First up, a little credit where credit is due. The queues for check-in (I was flying with Easyjet) were short and painless. This is possibly because I arrived two-and-a-half hours before the flight, but I’m prepared to accept that levels of staffing and training are perfectly adequate in this part of the airport.


Enormous security queue

Alas, from then on, it all went wrong. The queue to get through security was snaking around the building. We were stood in it for at least an hour and fifteen minutes, getting increasingly angry, and worried about missing our flight.

The really nerve-wracking aspect of the queue was that no-one quite knew how long it was. It snaked around corners and down stairs – for all we knew it could have been a four or five hour wait.


Fast Lane ticket machines

So amidst this atmosphere of fear and frustration, Liverpool Airport’s clever little scheme comes into its own. The long and winding queue is flanked by a legion of ticket machines, which offer the chance to join the special ‘Fast Lane’ for a “summer special” price of just £2.


Fast Lane psychology

What a brilliant plan; make the security queue so appallingly bad that people are frightened and angry enough to pay good money in order to jump it. And as more people jump it, those in the queue begin to fear that the Fast Laners are going straight to the front, thus making the normal queue even longer. So they feel forced to buy one as well.


Too many flights; not enough security staff

And then, when it gets to the point where everyone can finally see the end of the queue, they realise it’s just a separate queue that’s not really all that much faster anyway; it’s simply a case of splitting the payers and non-payers into two.
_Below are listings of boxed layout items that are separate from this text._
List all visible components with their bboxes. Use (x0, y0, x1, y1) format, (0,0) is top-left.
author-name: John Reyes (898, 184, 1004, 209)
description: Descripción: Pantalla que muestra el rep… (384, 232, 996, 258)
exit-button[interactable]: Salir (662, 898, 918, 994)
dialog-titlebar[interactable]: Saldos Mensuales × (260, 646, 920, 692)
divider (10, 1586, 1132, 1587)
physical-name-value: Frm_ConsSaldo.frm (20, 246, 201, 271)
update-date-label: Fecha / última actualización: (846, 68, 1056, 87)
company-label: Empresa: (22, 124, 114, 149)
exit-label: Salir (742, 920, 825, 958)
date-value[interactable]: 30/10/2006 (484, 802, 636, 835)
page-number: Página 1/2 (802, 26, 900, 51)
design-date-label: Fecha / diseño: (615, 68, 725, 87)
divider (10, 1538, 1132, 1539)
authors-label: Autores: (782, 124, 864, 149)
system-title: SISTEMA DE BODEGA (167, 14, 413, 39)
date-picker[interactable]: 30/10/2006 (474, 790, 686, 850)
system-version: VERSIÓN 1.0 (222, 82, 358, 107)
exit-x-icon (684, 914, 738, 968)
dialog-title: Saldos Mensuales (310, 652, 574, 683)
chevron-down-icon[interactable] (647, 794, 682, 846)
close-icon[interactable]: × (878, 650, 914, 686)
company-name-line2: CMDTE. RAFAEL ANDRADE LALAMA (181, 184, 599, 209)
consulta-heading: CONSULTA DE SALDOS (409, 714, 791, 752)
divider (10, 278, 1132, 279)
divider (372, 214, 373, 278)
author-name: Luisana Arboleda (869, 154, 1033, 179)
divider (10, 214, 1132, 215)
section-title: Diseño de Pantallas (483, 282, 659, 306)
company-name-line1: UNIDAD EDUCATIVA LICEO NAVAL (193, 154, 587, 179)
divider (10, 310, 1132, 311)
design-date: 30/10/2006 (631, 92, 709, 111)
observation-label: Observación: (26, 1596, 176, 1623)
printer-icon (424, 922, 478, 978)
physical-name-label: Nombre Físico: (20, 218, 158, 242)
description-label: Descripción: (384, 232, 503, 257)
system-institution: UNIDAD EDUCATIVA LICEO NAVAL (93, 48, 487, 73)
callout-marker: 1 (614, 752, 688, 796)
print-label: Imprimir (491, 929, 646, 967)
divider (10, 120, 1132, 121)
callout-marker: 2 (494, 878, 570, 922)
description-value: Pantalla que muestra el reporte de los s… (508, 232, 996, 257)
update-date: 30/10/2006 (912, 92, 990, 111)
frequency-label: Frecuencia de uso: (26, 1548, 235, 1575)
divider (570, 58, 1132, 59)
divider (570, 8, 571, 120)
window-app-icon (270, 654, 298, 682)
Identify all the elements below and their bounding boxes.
At the end of the line, the poor passengers are reduced to shouting and screaming at the one poor chap checking boarding passes. He protests, fairly convincingly, that it’s not his fault. There are simply too many ‘extra’ flights, and not enough security staff.


Appalling core service

It’s hard to believe this is sheer incompetence. Surely Liverpool Airport’s management knows that they’ve got a massive understaffing and queuing problem. Therefore, the only possible conclusion is that this is an act of greedy bastardry on an epic scale. Essentially, they’ve made their core service so atrociously poor that people feel forced to pay extra in order to make a futile attempt to sneak around it.


Further ideas for revenue generation

Well I have a few more ideas for Liverpool Airport to swell their coffers. Expect them implemented by the end of the month if the Fast Lane scheme is anything to go by.
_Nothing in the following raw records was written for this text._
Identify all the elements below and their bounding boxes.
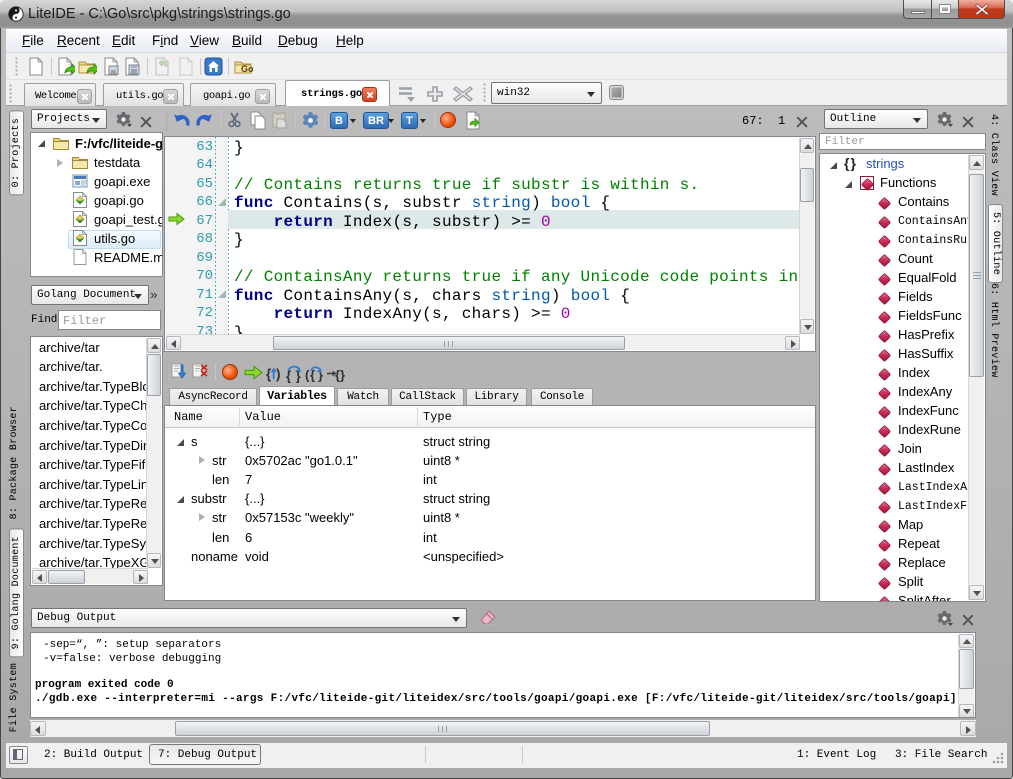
svg-text:}: } [340, 368, 345, 383]
svg-text:{: { [266, 367, 271, 382]
svg-text:Go: Go [241, 64, 253, 74]
svg-text:): ) [276, 367, 281, 382]
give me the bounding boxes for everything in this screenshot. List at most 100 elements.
  1. Don’t clean nine out of ten toilet cubicles, leaving them smeared with excrement and stinking like the elephant enclosure at Chester Zoo. Charge a special bargain rate of £2 to use the only remaining clean one.
  2. Replace the security scanners with shredders and flaming hoops. Passengers can then pay a megadeal price of £2 to not to jump through fire and have their bags lacerated.
  3. Adapt an old Scouse tradition: fill the car parks with spotty, unwashed youths who charge £2 “to watch your car, mister” rather than scratch the paintwork, smash the windows and steal the stereos.


Another alternative

Or, and here’s a radical idea, how about employing sufficient security staff so that queues are dramatically shortened? Who knows, passengers may then have time to spend money in the shops and restaurants. They may even decide that they wish to use the airport again, rather than go out of their way to avoid it.